На противоположном конце стола сидела прямая, как хворостина, женщина в черном платке и черной же хламиде с широкими рукавами. Ее бледное лицо рассекала пополам черная повязка, закрывавшая глаза. Лицо у Кириллы было не молодое и не старое – то ли сорок лет, то ли шестьдесят, не поймешь. Она тоже ела кашу, но не так, как юродивый, а очень медленно, будто нехотя. Больше за столом никого не было, лишь вокруг стояли несколько женщин, подкладывая странникам то хлеба, то пирожок.
– Как же она одна ходит? – тихо спросил Эраст Петрович. – Слепая-то.

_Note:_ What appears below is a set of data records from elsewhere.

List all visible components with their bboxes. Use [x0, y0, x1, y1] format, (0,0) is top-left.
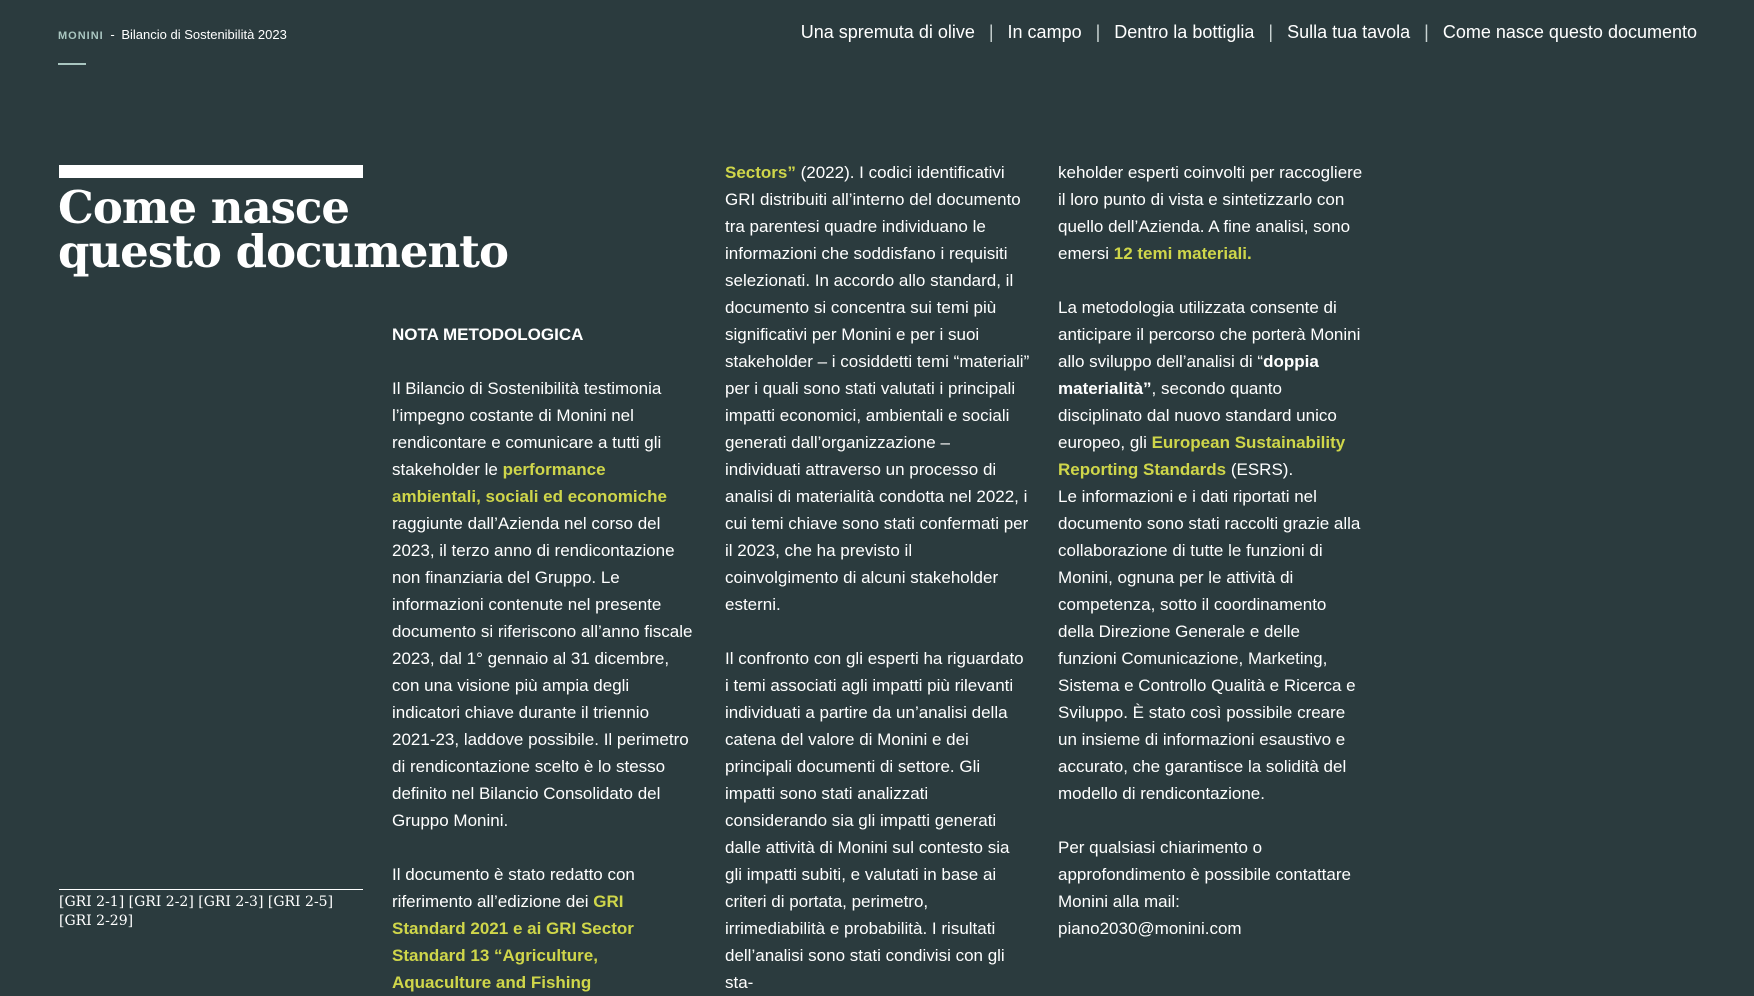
text-run: keholder esperti coinvolti per raccogliere il loro punto di vista e sintetizzarlo con quello dell’Azienda. A fine analisi, sono emersi — [1058, 163, 1363, 263]
header-doc-label — [58, 27, 287, 42]
paragraph: Il confronto con gli esperti ha riguardato i temi associati agli impatti più rilevanti individuati a partire da un’analisi della catena del valore di Monini e dei principali documenti di settore. Gli impatti sono stati analizzati considerando sia gli impatti generati dalle attività di Monini sul contesto sia gli impatti subiti, e valutati in base ai criteri di portata, perimetro, irrimediabilità e probabilità. I risultati dell’analisi sono stati condivisi con gli sta- — [725, 649, 1024, 992]
highlight-text: performance ambientali, sociali ed economiche — [392, 460, 667, 506]
nav-separator: | — [1095, 22, 1101, 42]
title-accent-bar — [59, 165, 363, 178]
text-run: , secondo quanto disciplinato dal nuovo standard unico europeo, gli — [1058, 379, 1337, 452]
text-run: La metodologia utilizzata consente di anticipare il percorso che porterà Monini allo sviluppo dell’analisi di “ — [1058, 298, 1361, 371]
highlight-text: European Sustainability Reporting Standards — [1058, 433, 1346, 479]
contact-email[interactable]: piano2030@monini.com — [1058, 919, 1242, 938]
nav-item-come-nasce[interactable]: Come nasce questo documento — [1442, 22, 1697, 42]
paragraph — [1058, 834, 1363, 942]
text-run: Il documento è stato redatto con riferimento all’edizione dei — [392, 865, 635, 911]
paragraph — [1058, 294, 1363, 483]
nav-item-dentro-bottiglia[interactable]: Dentro la bottiglia — [1114, 22, 1255, 42]
page-title-line-2: questo documento — [58, 225, 508, 278]
paragraph — [725, 159, 1030, 618]
top-navigation — [801, 22, 1697, 43]
highlight-text: Sectors” — [725, 163, 796, 182]
paragraph — [392, 375, 697, 834]
gri-references: [GRI 2-1] [GRI 2-2] [GRI 2-3] [GRI 2-5] [GRI 2-29] — [59, 894, 334, 929]
nav-separator: | — [1268, 22, 1274, 42]
paragraph: Le informazioni e i dati riportati nel documento sono stati raccolti grazie alla collaborazione di tutte le funzioni di Monini, ognuna per le attività di competenza, sotto il coordinamento della Direzione Generale e delle funzioni Comunicazione, Marketing, Sistema e Controllo Qualità e Ricerca e Sviluppo. È stato così possibile creare un insieme di informazioni esaustivo e accurato, che garantisce la solidità del modello di rendicontazione. — [1058, 487, 1361, 803]
text-run: (2022). I codici identificativi GRI distribuiti all’interno del documento tra parentesi quadre individuano le informazioni che soddisfano i requisiti selezionati. In accordo allo standard, il documento si concentra sui temi più significativi per Monini e per i suoi stakeholder – i cosiddetti temi “materiali” per i quali sono stati valutati i principali impatti economici, ambientali e sociali generati dall’organizzazione – individuati attraverso un processo di analisi di materialità condotta nel 2022, i cui temi chiave sono stati confermati per il 2023, che ha previsto il coinvolgimento di alcuni stakeholder esterni. — [725, 163, 1030, 614]
text-column-1 — [392, 321, 697, 996]
nav-item-spremuta[interactable]: Una spremuta di olive — [800, 22, 975, 42]
nav-separator: | — [1424, 22, 1429, 42]
paragraph — [392, 861, 697, 996]
nav-item-tavola[interactable]: Sulla tua tavola — [1287, 22, 1411, 42]
text-column-2 — [725, 159, 1030, 996]
nav-item-in-campo[interactable]: In campo — [1007, 22, 1082, 42]
gri-divider — [59, 889, 363, 890]
text-column-3 — [1058, 159, 1363, 942]
text-run: (ESRS). — [1226, 460, 1294, 479]
page-title — [58, 181, 508, 278]
nav-separator: | — [988, 22, 994, 42]
highlight-text: 12 temi materiali. — [1113, 244, 1252, 263]
brand-name: MONINI — [58, 30, 104, 42]
text-run: raggiunte dall’Azienda nel corso del 2023, il terzo anno di rendicontazione non finanziaria del Gruppo. Le informazioni contenute nel presente documento si riferiscono all’anno fiscale 2023, dal 1° gennaio al 31 dicembre, con una visione più ampia degli indicatori chiave durante il triennio 2021-23, laddove possibile. Il perimetro di rendicontazione scelto è lo stesso definito nel Bilancio Consolidato del Gruppo Monini. — [392, 514, 693, 830]
brand-separator: - — [110, 27, 115, 42]
bold-text: doppia materialità” — [1058, 352, 1319, 398]
header-accent-rule — [58, 63, 86, 65]
text-run: Il Bilancio di Sostenibilità testimonia l’impegno costante di Monini nel rendicontare e comunicare a tutti gli stakeholder le — [392, 379, 662, 479]
document-title: Bilancio di Sostenibilità 2023 — [121, 27, 287, 42]
highlight-text: GRI Standard 2021 e ai GRI Sector Standard 13 “Agriculture, Aquaculture and Fishing — [392, 892, 634, 992]
section-heading: NOTA METODOLOGICA — [392, 325, 584, 344]
text-run: Per qualsiasi chiarimento o approfondimento è possibile contattare Monini alla mail: — [1058, 838, 1351, 911]
page-title-line-1: Come nasce — [58, 181, 349, 234]
paragraph — [1058, 159, 1363, 267]
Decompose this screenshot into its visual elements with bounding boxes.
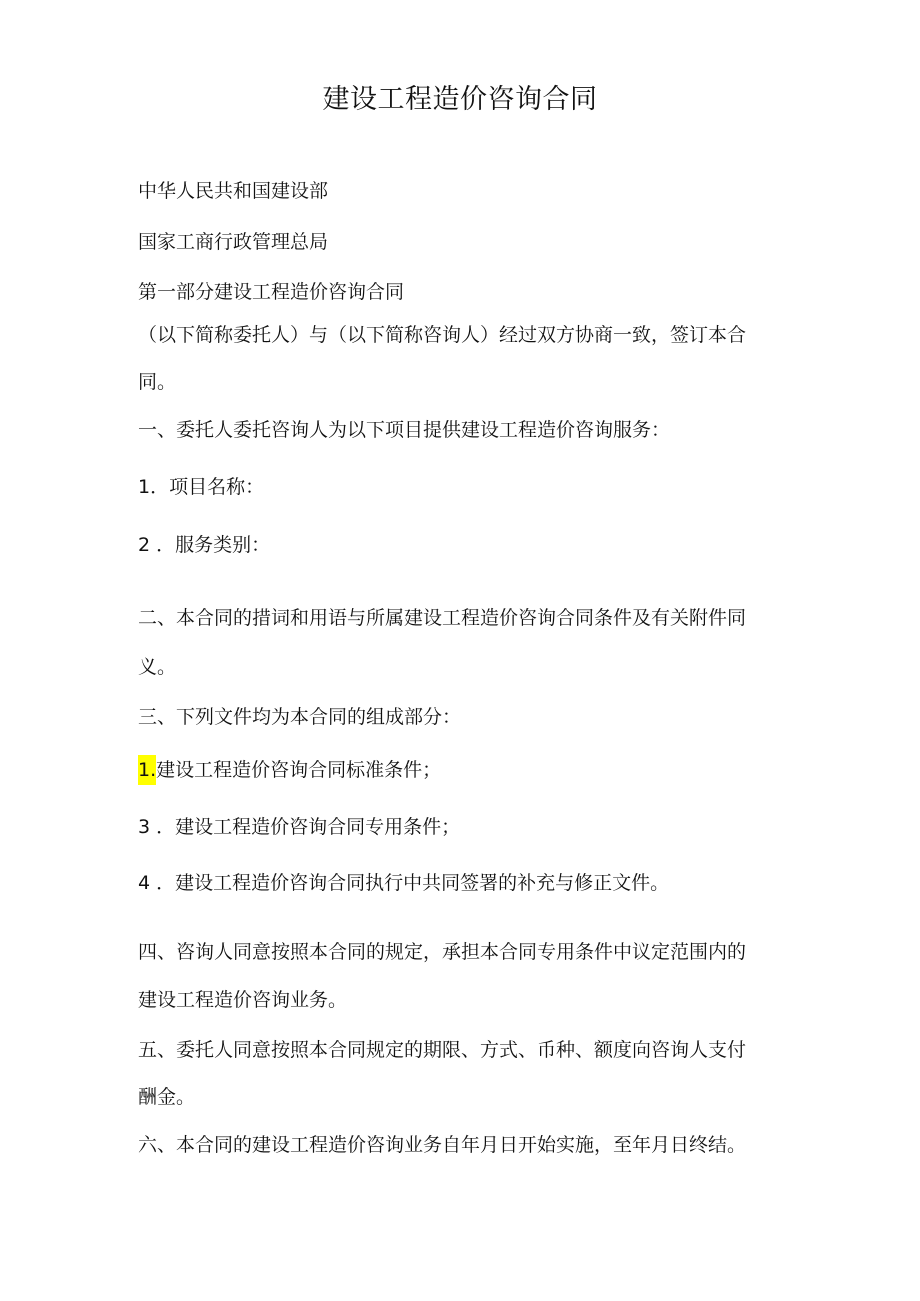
document-title: 建设工程造价咨询合同: [322, 84, 598, 115]
clause-two-line-2: 义。: [138, 656, 177, 678]
clause-five-line-1: 五、委托人同意按照本合同规定的期限、方式、币种、额度向咨询人支付: [138, 1039, 747, 1061]
clause-four-line-1: 四、咨询人同意按照本合同的规定，承担本合同专用条件中议定范围内的: [138, 941, 747, 963]
clause-three: 三、下列文件均为本合同的组成部分：: [138, 706, 462, 728]
document-item-3: 3 ．建设工程造价咨询合同专用条件；: [138, 816, 461, 838]
clause-five-line-2: 酬金。: [138, 1086, 196, 1108]
item-project-name: 1．项目名称：: [138, 476, 265, 498]
clause-four-line-2: 建设工程造价咨询业务。: [138, 989, 348, 1011]
clause-six: 六、本合同的建设工程造价咨询业务自年月日开始实施，至年月日终结。: [138, 1134, 747, 1156]
document-item-4: 4 ．建设工程造价咨询合同执行中共同签署的补充与修正文件。: [138, 872, 670, 894]
clause-one: 一、委托人委托咨询人为以下项目提供建设工程造价咨询服务：: [138, 419, 671, 441]
issuer-ministry: 中华人民共和国建设部: [138, 180, 329, 202]
document-item-1-text: 建设工程造价咨询合同标准条件；: [156, 759, 442, 781]
preamble-line-2: 同。: [138, 371, 177, 393]
part-one-heading: 第一部分建设工程造价咨询合同: [138, 281, 405, 303]
highlighted-number: 1.: [138, 755, 156, 785]
document-item-1: [138, 755, 441, 785]
clause-two-line-1: 二、本合同的措词和用语与所属建设工程造价咨询合同条件及有关附件同: [138, 607, 747, 629]
preamble-line-1: （以下简称委托人）与（以下简称咨询人）经过双方协商一致，签订本合: [138, 324, 747, 346]
item-service-category: 2 ．服务类别：: [138, 534, 271, 556]
issuer-bureau: 国家工商行政管理总局: [138, 231, 329, 253]
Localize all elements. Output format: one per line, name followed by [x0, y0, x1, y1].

– Во-первых, не слепая. – Никифор Андронович с интересом разглядывал бродячую сказительницу. – Это она зарок дала – греховным миром зрение не поганить. Есть в старообрядстве такой обет, пожизненный. Самый тяжкий из всех возможных, мало кто решается. Поглядите, какие черты! Боярыня Морозова да и только!
– А что во-вторых? – спросил пораженный Фандорин.
– А во-вторых, при ней поводырка есть, вон под столом.
На полу, в самом деле, сидела чумазая девчонка лет тринадцати, пялилась на Эраста Петровича бойкими карими глазами. Ее ноги в лаптях были широко раскинуты, голова обмотана грязным холщевым платком. Рядом лежала большая сума и длинный посох, очевидно, принадлежавший Кирилле.
– Полкашка, не елозь! – прикрикнула на девочку странница. – На-ко вот!
И бросила на пол надкушенный пирог. Поводырка подхватила, сунула в рот и, почти не жуя, проглотила. Что за чудное имя, подумал Фандорин. От Поликсены, что ли?